At 07:25 AM 10/21/2003, you wrote:

Hi, I have two questions:

(1) Administrivia Question: Is there any restriction on what resources
we can use during the test?  For example, are printed-out homework
solutions considered acceptable?


yes


(2) AI-question: I know you addressed this in class, and I know there
was even supposedly a slide on this, but I looked (even for hidden
slides) and wasn't able to track anything down.  So my questions are:

Say you have three heuristics h*, h1, and h2.
- if the "shape" of, say, h1 is very close to the shape of h* do we then
say that h1 has high "informedness", regardless of the actual distance
between h1 and h*?

no--informedness is a technical defintion having to do with whcih value is bigger.
Given two admissible heuristics h1 and h2, h1 is more informed than h2 if for all nodes
h1(n) >= h2(n)




- suppose h1 has a very close shape to h*, and that h2 is simply a
straight line but for every state input is closer to h*.  Which is a
better heuristic? (I say h1 is better because h2 is simply adding a
constant to every g-value which ultimately doesn't tell us any
information)


h2 is more informed. h1 may be better in practice. The reason is that more informed heuristics
are guaranteed to expand fewer nodes whose f value is less than f*. This doesn't say anything about the nodes
expanded whose f value is _equal to_ f*.  The heuristics  of type h2 tend to put a whole bunch of nodes in the
f=f* level.

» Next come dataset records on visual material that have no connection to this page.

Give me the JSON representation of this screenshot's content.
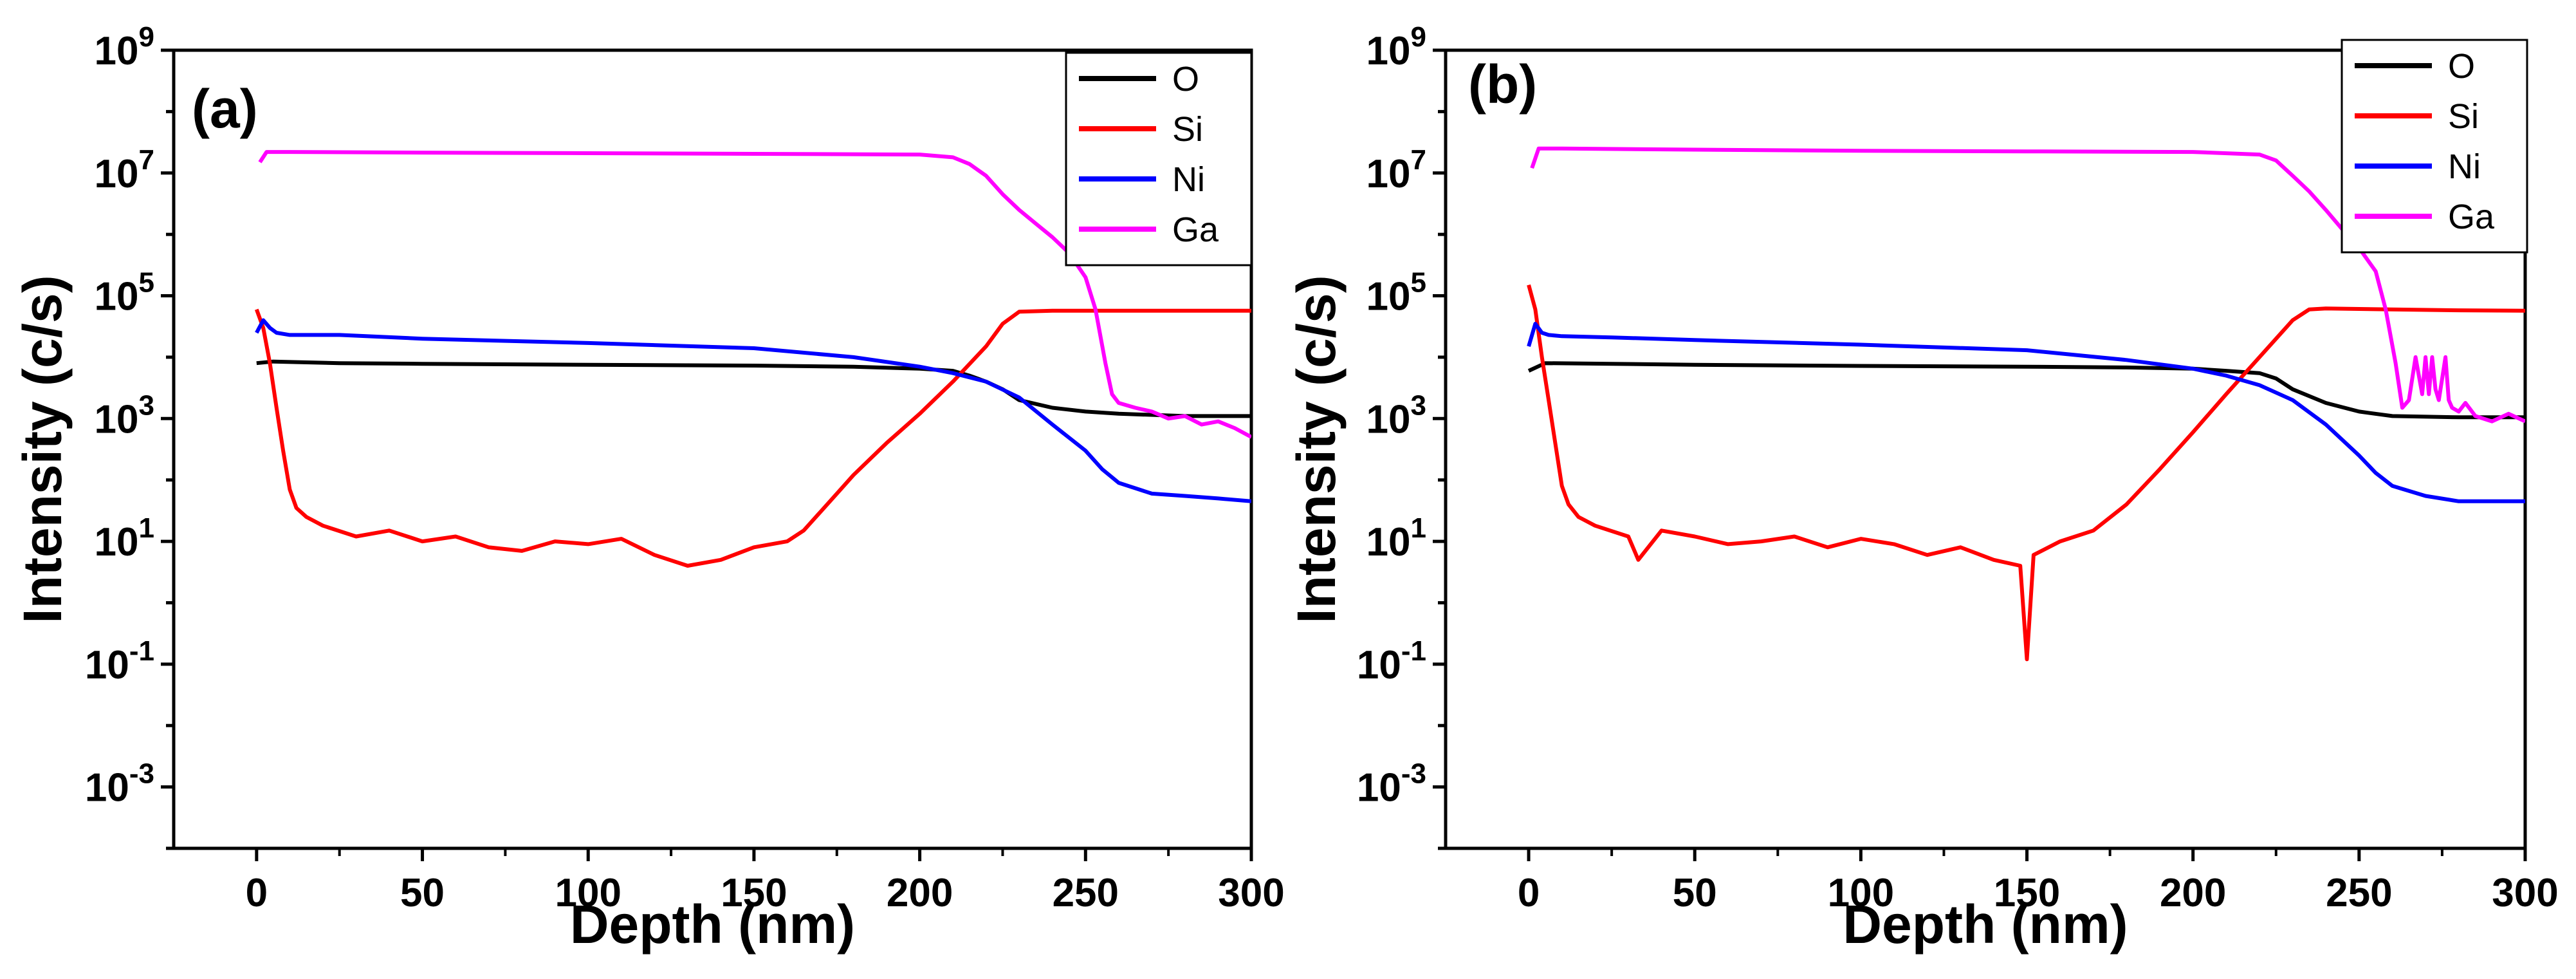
{
  "figure": {
    "panels": [
      "(a)",
      "(b)"
    ]
  },
  "chart_data": [
    {
      "panel_label": "(a)",
      "type": "line",
      "xlabel": "Depth (nm)",
      "ylabel": "Intensity (c/s)",
      "xlim": [
        -25,
        300
      ],
      "ylim_exponent": [
        -4,
        9
      ],
      "yscale": "log",
      "x_ticks": [
        "0",
        "50",
        "100",
        "150",
        "200",
        "250",
        "300"
      ],
      "y_ticks": [
        {
          "base": "10",
          "exp": "9"
        },
        {
          "base": "10",
          "exp": "7"
        },
        {
          "base": "10",
          "exp": "5"
        },
        {
          "base": "10",
          "exp": "3"
        },
        {
          "base": "10",
          "exp": "1"
        },
        {
          "base": "10",
          "exp": "-1"
        },
        {
          "base": "10",
          "exp": "-3"
        }
      ],
      "legend": {
        "placement": "top-right"
      },
      "series": [
        {
          "name": "O",
          "color": "#000000",
          "x": [
            0,
            5,
            25,
            50,
            100,
            150,
            180,
            200,
            210,
            215,
            220,
            225,
            230,
            240,
            250,
            260,
            280,
            300
          ],
          "y": [
            8000,
            8500,
            8000,
            7800,
            7500,
            7300,
            7000,
            6500,
            6000,
            5000,
            4000,
            3000,
            2000,
            1500,
            1300,
            1200,
            1100,
            1100
          ]
        },
        {
          "name": "Si",
          "color": "#ff0000",
          "x": [
            0,
            2,
            4,
            6,
            8,
            10,
            12,
            15,
            20,
            30,
            40,
            50,
            60,
            70,
            80,
            90,
            100,
            110,
            120,
            130,
            140,
            150,
            160,
            165,
            170,
            175,
            180,
            190,
            200,
            210,
            220,
            225,
            230,
            240,
            250,
            260,
            280,
            300
          ],
          "y": [
            60000,
            30000,
            8000,
            1500,
            300,
            70,
            35,
            25,
            18,
            12,
            15,
            10,
            12,
            8,
            7,
            10,
            9,
            11,
            6,
            4,
            5,
            8,
            10,
            15,
            30,
            60,
            120,
            400,
            1200,
            4000,
            15000,
            35000,
            55000,
            57000,
            57000,
            57000,
            57000,
            57000
          ]
        },
        {
          "name": "Ni",
          "color": "#0000ff",
          "x": [
            0,
            2,
            4,
            6,
            10,
            25,
            50,
            100,
            150,
            180,
            200,
            210,
            220,
            230,
            240,
            250,
            255,
            260,
            270,
            280,
            290,
            300
          ],
          "y": [
            25000,
            40000,
            30000,
            25000,
            23000,
            23000,
            20000,
            17000,
            14000,
            10000,
            7000,
            5500,
            4000,
            2200,
            800,
            300,
            150,
            90,
            60,
            55,
            50,
            45
          ]
        },
        {
          "name": "Ga",
          "color": "#ff00ff",
          "x": [
            1,
            3,
            10,
            50,
            100,
            150,
            200,
            210,
            215,
            220,
            225,
            230,
            235,
            240,
            245,
            250,
            253,
            256,
            258,
            260,
            265,
            270,
            275,
            280,
            285,
            290,
            295,
            300
          ],
          "y": [
            15000000,
            22000000,
            22000000,
            21500000,
            21000000,
            20500000,
            20000000,
            18000000,
            14000000,
            9000000,
            4500000,
            2500000,
            1500000,
            900000,
            500000,
            200000,
            60000,
            8000,
            2500,
            1800,
            1500,
            1300,
            1000,
            1100,
            800,
            900,
            700,
            500
          ]
        }
      ]
    },
    {
      "panel_label": "(b)",
      "type": "line",
      "xlabel": "Depth (nm)",
      "ylabel": "Intensity (c/s)",
      "xlim": [
        -25,
        300
      ],
      "ylim_exponent": [
        -4,
        9
      ],
      "yscale": "log",
      "x_ticks": [
        "0",
        "50",
        "100",
        "150",
        "200",
        "250",
        "300"
      ],
      "y_ticks": [
        {
          "base": "10",
          "exp": "9"
        },
        {
          "base": "10",
          "exp": "7"
        },
        {
          "base": "10",
          "exp": "5"
        },
        {
          "base": "10",
          "exp": "3"
        },
        {
          "base": "10",
          "exp": "1"
        },
        {
          "base": "10",
          "exp": "-1"
        },
        {
          "base": "10",
          "exp": "-3"
        }
      ],
      "legend": {
        "placement": "top-right"
      },
      "series": [
        {
          "name": "O",
          "color": "#000000",
          "x": [
            0,
            5,
            25,
            50,
            100,
            150,
            180,
            200,
            210,
            220,
            225,
            230,
            240,
            250,
            260,
            280,
            300
          ],
          "y": [
            6000,
            8000,
            7800,
            7500,
            7200,
            7000,
            6800,
            6500,
            6000,
            5500,
            4500,
            3000,
            1800,
            1300,
            1100,
            1050,
            1050
          ]
        },
        {
          "name": "Si",
          "color": "#ff0000",
          "x": [
            0,
            2,
            4,
            6,
            8,
            10,
            12,
            15,
            20,
            30,
            33,
            40,
            50,
            60,
            70,
            80,
            90,
            100,
            110,
            120,
            130,
            140,
            148,
            150,
            152,
            160,
            170,
            180,
            190,
            200,
            210,
            220,
            230,
            235,
            240,
            260,
            280,
            300
          ],
          "y": [
            150000,
            60000,
            10000,
            2000,
            400,
            80,
            40,
            25,
            18,
            12,
            5,
            15,
            12,
            9,
            10,
            12,
            8,
            11,
            9,
            6,
            8,
            5,
            4,
            0.12,
            6,
            10,
            15,
            40,
            150,
            600,
            2500,
            10000,
            40000,
            60000,
            62000,
            60000,
            58000,
            57000
          ]
        },
        {
          "name": "Ni",
          "color": "#0000ff",
          "x": [
            0,
            2,
            4,
            6,
            10,
            25,
            50,
            100,
            150,
            180,
            200,
            210,
            220,
            230,
            240,
            250,
            255,
            260,
            270,
            280,
            290,
            300
          ],
          "y": [
            15000,
            35000,
            25000,
            23000,
            22000,
            21000,
            19000,
            16000,
            13000,
            9000,
            6500,
            5000,
            3500,
            2000,
            800,
            250,
            130,
            80,
            55,
            45,
            45,
            45
          ]
        },
        {
          "name": "Ga",
          "color": "#ff00ff",
          "x": [
            1,
            3,
            10,
            50,
            100,
            150,
            200,
            220,
            225,
            230,
            235,
            240,
            245,
            250,
            255,
            258,
            261,
            263,
            265,
            267,
            269,
            270,
            271,
            272,
            273,
            274,
            276,
            277,
            278,
            280,
            282,
            285,
            290,
            295,
            300
          ],
          "y": [
            12000000,
            25000000,
            25000000,
            24000000,
            23000000,
            22500000,
            22000000,
            20000000,
            16000000,
            9000000,
            5000000,
            2500000,
            1200000,
            600000,
            250000,
            60000,
            8000,
            1500,
            2000,
            10000,
            2500,
            10000,
            2500,
            10000,
            3000,
            2000,
            10000,
            2000,
            1500,
            1300,
            1800,
            1100,
            900,
            1200,
            900
          ]
        }
      ]
    }
  ]
}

Since they have to expand, on the average, half of them, before they find the goal node, they can wind up expanding
more nodes over all than h1 (despite the fact that h2 expands fewer interior nodes).


- suppose we leave h1 and h2 where they are, and then we begin to
"tweak" h2 so that it is increasingly similarly-shaped to h*.  Is there
guaranteed to be some point at which h2 is sufficiently similarly shaped
to h* that h2, despite being not quite as similarly-shaped as h1 is
still a better heuristic?

Quite possible.

- finally, is it accurate to say that a "better" heuristic is simply one
that finds the optimal goal state in fewer iterations?

yes


Thanks very much for your time and assistance!

Josh

-----Original Message-----
From: Subbarao Kambhampati [mailto:rao@asu.edu]
Sent: Monday, October 20, 2003 10:29 PM
To: cse471-f03@parichaalak.eas.asu.edu
Subject: my availability tomorrow

I will be available in my office most of the day--trying to complete
setting this darned exam (the draft I have seems
to be too easy--need to work to make it worth all your time ;-)

The exam will be open-book and open notes

Rao